Yaşamın ucuna yapılan yolculuk aslında yaşamın başladığı yere varmak içindir. Çünkü bitişler yeniden başlamalar içindir. Bunu Batı literatürü Phoenix efsanesinden hareketle temellendirirken, kadim Doğu Kaknüs ile bunu somutlaştırmaya çalışır. “Kendine yaşamın sonunu başlangıç yaptın” diye seslendiği Kafka’dır hiç şüphesiz. Özlü’ den okuyalım bu kısmı: “Ölümü denemekse, on sekiz yaşında intihar ettin, güzel, genç bedenin ile ölmek, cesedini bulacak kişileri korkutmak, alın, bu acımasız yaşam sizin olsun demek istedin”Kafka’nın denediği ve fakat başaramadığını Pavese gerçekleştirir. Kimsenin sahip olamadığı, kimsenin cesaret edip de geçemediği boyuta geçer: İntihar ve ölüm boyutu. Pavese’nin nicel boyuttaki varlığı, tikel boyutta devam edecektir. Her yaşamın başka bir yaşama eklemli olduğunu, ya da her yaşamın başka bir ölüm üzerine temelli olduğuna değinen de odur çünkü. “Ölüm bir şey değil ölüm hiç bir şey değil”
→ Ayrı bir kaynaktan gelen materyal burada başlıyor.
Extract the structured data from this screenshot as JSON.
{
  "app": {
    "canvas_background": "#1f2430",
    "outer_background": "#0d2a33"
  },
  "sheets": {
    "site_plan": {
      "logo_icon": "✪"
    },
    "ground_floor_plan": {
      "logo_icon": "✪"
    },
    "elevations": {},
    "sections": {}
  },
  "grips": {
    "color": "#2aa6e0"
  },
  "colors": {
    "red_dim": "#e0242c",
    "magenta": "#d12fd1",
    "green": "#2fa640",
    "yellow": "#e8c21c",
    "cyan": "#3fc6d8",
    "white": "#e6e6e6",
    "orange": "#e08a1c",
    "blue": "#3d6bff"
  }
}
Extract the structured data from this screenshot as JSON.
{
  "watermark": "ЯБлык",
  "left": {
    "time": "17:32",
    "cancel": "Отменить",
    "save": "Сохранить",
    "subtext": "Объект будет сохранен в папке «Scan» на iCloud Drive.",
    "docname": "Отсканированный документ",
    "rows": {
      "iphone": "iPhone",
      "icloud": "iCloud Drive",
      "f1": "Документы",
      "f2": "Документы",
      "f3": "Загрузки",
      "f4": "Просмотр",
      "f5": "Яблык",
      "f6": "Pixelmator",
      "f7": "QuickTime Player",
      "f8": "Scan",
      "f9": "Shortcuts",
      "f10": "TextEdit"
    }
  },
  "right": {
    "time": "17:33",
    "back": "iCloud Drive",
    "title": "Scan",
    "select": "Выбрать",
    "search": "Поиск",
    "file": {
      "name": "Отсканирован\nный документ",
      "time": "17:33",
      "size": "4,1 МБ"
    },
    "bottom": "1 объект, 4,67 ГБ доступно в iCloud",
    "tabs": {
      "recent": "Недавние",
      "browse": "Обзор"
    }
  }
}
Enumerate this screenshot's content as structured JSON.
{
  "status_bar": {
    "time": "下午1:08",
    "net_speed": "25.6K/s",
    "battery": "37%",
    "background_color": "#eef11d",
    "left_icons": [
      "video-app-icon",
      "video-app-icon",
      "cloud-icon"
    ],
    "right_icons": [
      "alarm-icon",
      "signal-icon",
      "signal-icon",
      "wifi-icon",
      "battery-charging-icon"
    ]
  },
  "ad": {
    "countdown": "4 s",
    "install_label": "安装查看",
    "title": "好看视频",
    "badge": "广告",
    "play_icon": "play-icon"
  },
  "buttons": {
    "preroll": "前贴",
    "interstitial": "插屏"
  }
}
Pavese: “Herkesi bağışlıyorum ve herkesten özür diliyorum.Sözcükler yok, yalnız bir davranış. Bundan böyle yazmayacağım” der. Herkesi bağışlar Pavese, neye karşılık, ne için! Yalnızlık evrende ve yazgımızda var zaten.
Tezer Özlü’nün oldukça farklı bir dil ile, alegorilerle bezeli anlatımı okuyanı içine çekiyor bir anda. Bir şairin hayatını şiirsel bir biçemle ifade etmek kadar doğal ne olabilir! Özlü şiirsel bir dil kullanarak bir şairin yolculuğuna, yazgısına, kaderine, yalnızlığına, acısına, bunalımlarına, karabasanlarına ortak ediyor okuyanı. Pavese’ nin yolculuğunu kendi yolculuğu ile birleştiriyor. Kendi köyünün dışında ve kendi yaşamının uzağında rahat olan huzursuz insanları betimleyen bir tezatlar yumağı Pavese, burukluğu ve yalnızlığı olumlayan ama mutsuz da olmayan biri.
Tezer Özlü kişisel efsanesini anlattığı Pavese ile aynı gün doğmuş. Aynı yıl olmasa da ikisinin de doğum günü aynı: 9 Eylül. Pavese intihar ettiğinde 42 yaşındaydı, Tezer Özlü hayata son defa baktığında kırk üç yaşındaydı.